Tour of the Project Violet Lab
I had always thought that those lab doors hiding its pure white set—almost holy and untouchable because I had never been in one, only a bystander looking through the windows—would not open to me until I graduated college or had that expertise. I had a vague understanding of what was actually there through textbooks and Google Images. What machines were in there? Probably a freezer and some gels… Anything else? I don’t know. I was fortunate enough to be able to tour a lab with Dr. Shanon Turnbough and get a glimpse of the machines in there. There was so much in the lab. Every inch of space was occupied. Six freezers which can chill down -80 C in one corner. An entire bench dedicated to gels and mass spectrometry instruments. Computers and wires swarming over microscopes and FPLCs. Serious stuff was going on.
This was the Olson Lab, which in the general scope was focused on finding treatments for rare, incurable diseases. In Dr. Shanon Turnbough’s presentation, the team had been focusing on Project Violet, named after a cancer patient who died of brainstem glioma. Project Violet had set out to find tumor paint based on scorpion venom.
Scorpion venom has proteins which are cysteine-rich. These proteins are also known as knottins and are very stable because of the disulfide bonds which form between cysteines.

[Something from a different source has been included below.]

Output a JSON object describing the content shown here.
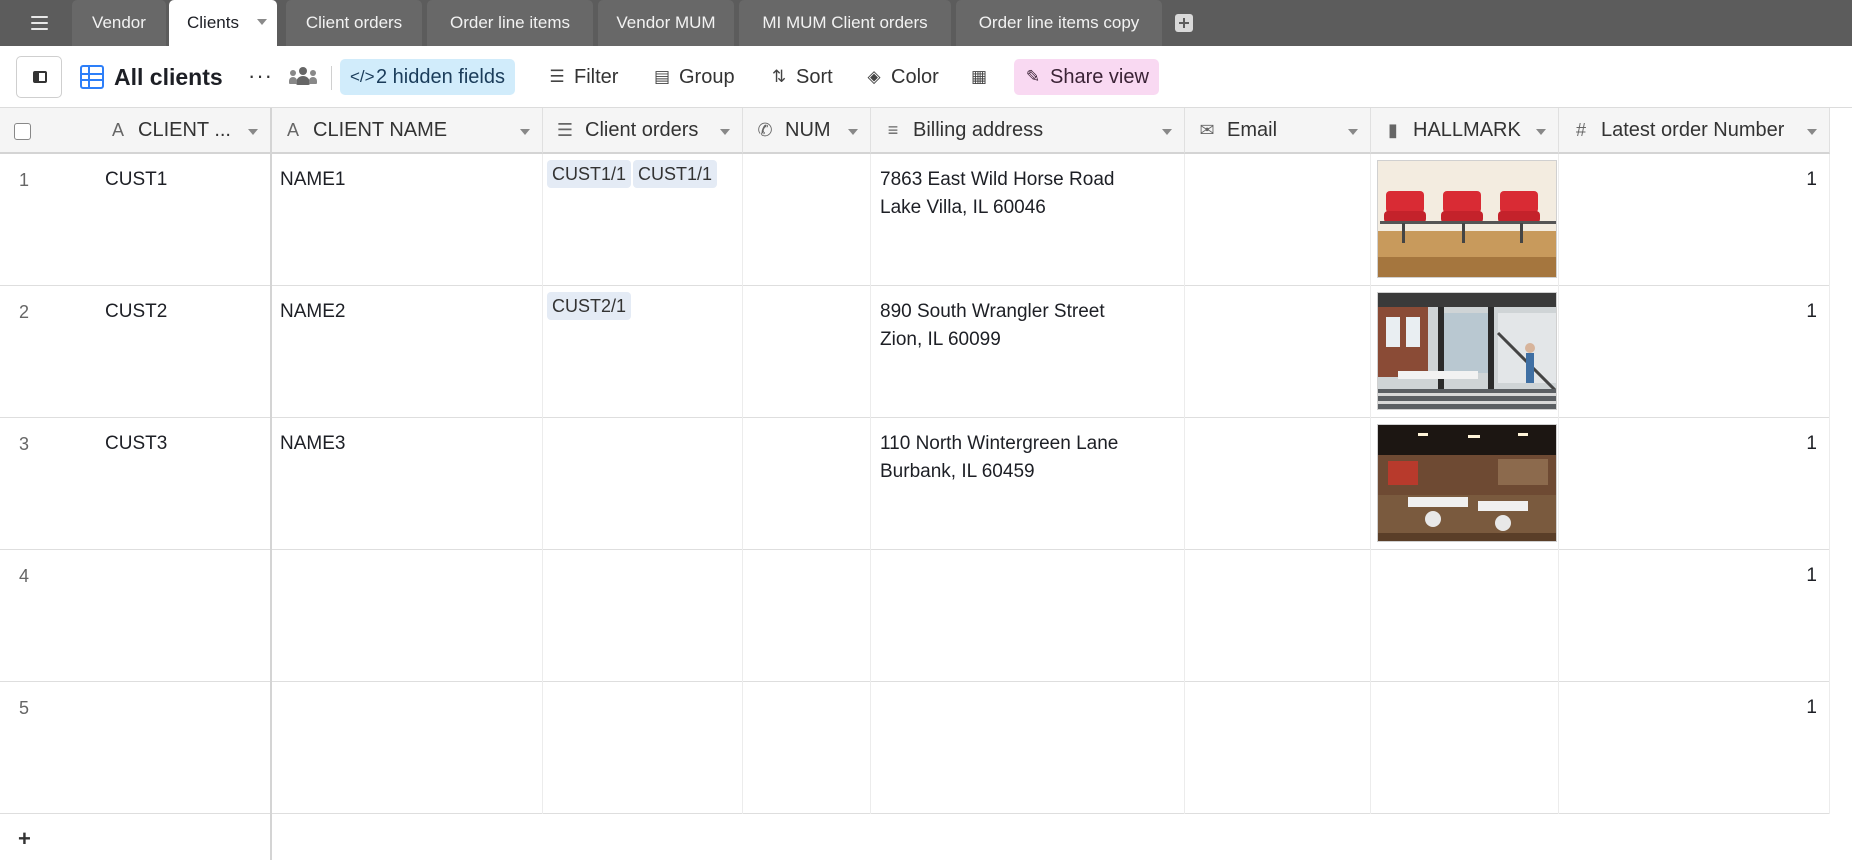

The chain of the amino acids, also known as a peptide, can be fashioned into an optide (optimized peptide) by altering the amino acids. The optides are small—about 40 amino acids long. The team uses a computer modeling system to find the best optide which can bind to tumors. Once the general sequence is known, they execute this in the lab. The team orders thousands of DNA sequences of variable optides and grows them in human embryonic kidney cells. These cells will express the genes given to them and the protein will exist in a solution.
As Dr. Shanon Turnbough led us to the lab, I made a couple of similarities between the Olson lab and my own Biotech classroom. They had the gels with gel boxes, gallons of TAE snuggled along a wall, cords hanging loosely off the edge. However, aside from the small and basic, there were the large and complicated. Dr. Shanon Turnbough brought us in front of a Fast Protein Liquid Chromatography Machine (FPLC: Top picture) which diminished my classroom’s column chromatography lab using tiny spin columns. FPLC works by using high pressure to force the sample through Nickel-based columns and extract the wanted product out of a mixture. This machine was used to extract the optide from the rest of the mixture containing cell parts. With the optide now obtained, the team used a machine known as the lyophilizer (Bottom) which removes water from the substance thus creating a powder. The optide is now prepared and ready for use.
As I was leaving the lab, I saw SAM, a robot capable of making cell cultures and completing other tasks a hundred times faster than a human and which was named after another cancer patient. A million dollars was invested in this machine giving the team an edge to find therapeutics for incurable diseases. It’s still not enough but it’s definitely a start.
In her presentation, Dr. Turnbough said that ideally a therapeutic would attach to the optide and find the tumor. I later learned that these optides could be used to treat neurodegenerative diseases by allowing misfolded proteins to be seen by cell machinery and broken down. So many options with this one substance derived from venom. All done in this lab nestled in the corner of a bland brick building.